Processo Mediaset: Pdl davanti a palazzo di giustizia

Milano, 28 febbraio. Silvio Berlusconi è stato dichiarato “contumace”, perchè non presente in aula, all’udienza odierna del processo sui presunti fondi neri per i diritti tv Mediaset. Processo in cui sarebbero indagate, oltre al Presidente del Consiglio, altre 11 persone.
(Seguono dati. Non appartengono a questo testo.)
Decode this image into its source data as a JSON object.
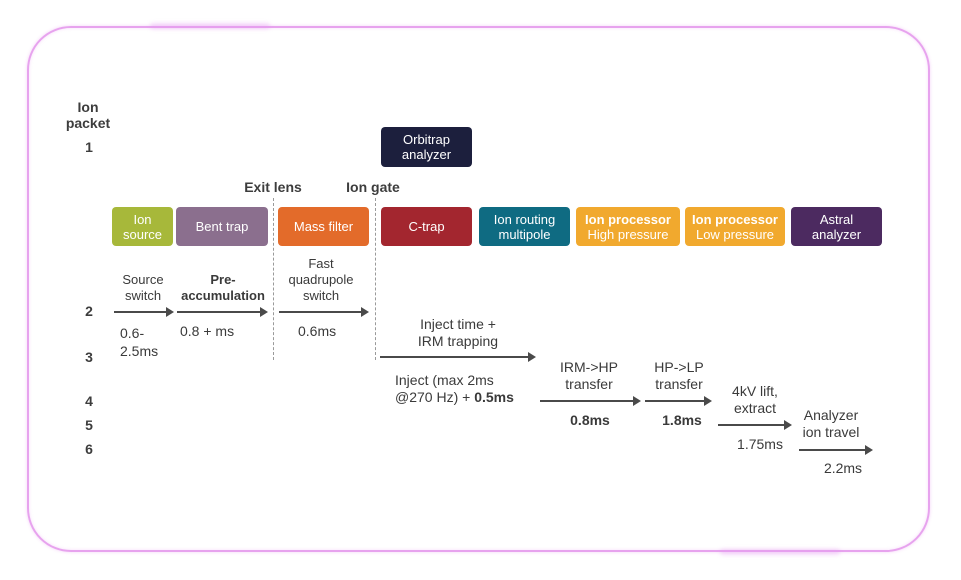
{
  "colors": {
    "frame": "#e7a3ee",
    "ion_source": "#a7b83a",
    "bent_trap": "#8b6f8e",
    "mass_filter": "#e36b2a",
    "c_trap": "#a3262f",
    "ion_routing": "#0f6b82",
    "ion_processor": "#f1a92e",
    "astral": "#4c2a60",
    "orbitrap": "#1c1f3d"
  },
  "packet_header": {
    "line1": "Ion",
    "line2": "packet"
  },
  "packet_numbers": [
    "1",
    "2",
    "3",
    "4",
    "5",
    "6"
  ],
  "lens_labels": {
    "exit_lens": "Exit lens",
    "ion_gate": "Ion gate"
  },
  "orbitrap": {
    "line1": "Orbitrap",
    "line2": "analyzer"
  },
  "components": {
    "ion_source": {
      "line1": "Ion",
      "line2": "source"
    },
    "bent_trap": {
      "line1": "Bent trap"
    },
    "mass_filter": {
      "line1": "Mass filter"
    },
    "c_trap": {
      "line1": "C-trap"
    },
    "ion_routing": {
      "line1": "Ion routing",
      "line2": "multipole"
    },
    "ion_processor_high": {
      "line1": "Ion processor",
      "line2": "High pressure"
    },
    "ion_processor_low": {
      "line1": "Ion processor",
      "line2": "Low pressure"
    },
    "astral": {
      "line1": "Astral",
      "line2": "analyzer"
    }
  },
  "steps": {
    "source_switch": {
      "label1": "Source",
      "label2": "switch",
      "time1": "0.6-",
      "time2": "2.5ms"
    },
    "preaccumulation": {
      "label1": "Pre-",
      "label2": "accumulation",
      "time": "0.8 + ms"
    },
    "quadrupole": {
      "label1": "Fast",
      "label2": "quadrupole",
      "label3": "switch",
      "time": "0.6ms"
    },
    "inject": {
      "label1": "Inject time +",
      "label2": "IRM trapping",
      "time1": "Inject (max 2ms",
      "time2a": "@270 Hz) + ",
      "time2b": "0.5ms"
    },
    "irm_hp": {
      "label1": "IRM->HP",
      "label2": "transfer",
      "time": "0.8ms"
    },
    "hp_lp": {
      "label1": "HP->LP",
      "label2": "transfer",
      "time": "1.8ms"
    },
    "lift": {
      "label1": "4kV lift,",
      "label2": "extract",
      "time": "1.75ms"
    },
    "analyzer": {
      "label1": "Analyzer",
      "label2": "ion travel",
      "time": "2.2ms"
    }
  }
}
Il Premier ha tra l’altro dichiarato che oggi non si è presentato in Tribunale perchè i suoi “avvocati gliel’hanno impedito”, ma che lui avrebbe voluto andarci. “Ghedini – ha precisato il Cavaliere – mi ha detto che oggi c’era il poszionamento delle udienze e che non era quindi necessaria la mia presenza”. Processo rinviato all’11 aprile ( 5 giorni dopo quello con il rito immediato per il caso Ruby), quando, sempre secondo il legale del Premier, la presenza in aula di Berlusconi dovrebbe essere più probabile.

In ogni caso, oggi i pidiellini si sono riuniti un’altra volta davanti al Palazzo di Giustizia milanese, come fecero due settimane fa per il caso Ruby; un folto gruppetto di “seniores” come si sono auotdefiniti hanno impiantato gazebo e striscioni davanti al Palazzo di Giustizia meneghino. Libretti sui due anni di governo Berlusconi, depliant con parole piuttosto dure: “il palazzo di ingiustizia di Milano uccide la verità e la giustizia”. All’interno, vengono riportati i numeri di processi e udienze. “Berlusconi non è mai stato condannato” si legge. Altro depliant: “basta con le false accuse a Berlusconi”.

E’ una sorta di “vecchia guardia” del Pdl quella che si è piazzata di fronte al Tribunale milanese questa mattina, alcuni sono iscritti al partito e alla domanda ti rispondono con un “certo!”, altri no, ma sembrano dire “comunque siamo qui”. Il processo sui presunti fondi neri Mediaset è il primo di quelli che a breve si riapriranno a carico del Presidente del Consiglio, che così ha commentato: “Sono l’uomo più processato d’Italia, ci sono state 2.952 udienze. Quando mi dicono di farmi processare penso perdonali perchè non sanno quello che dicono”.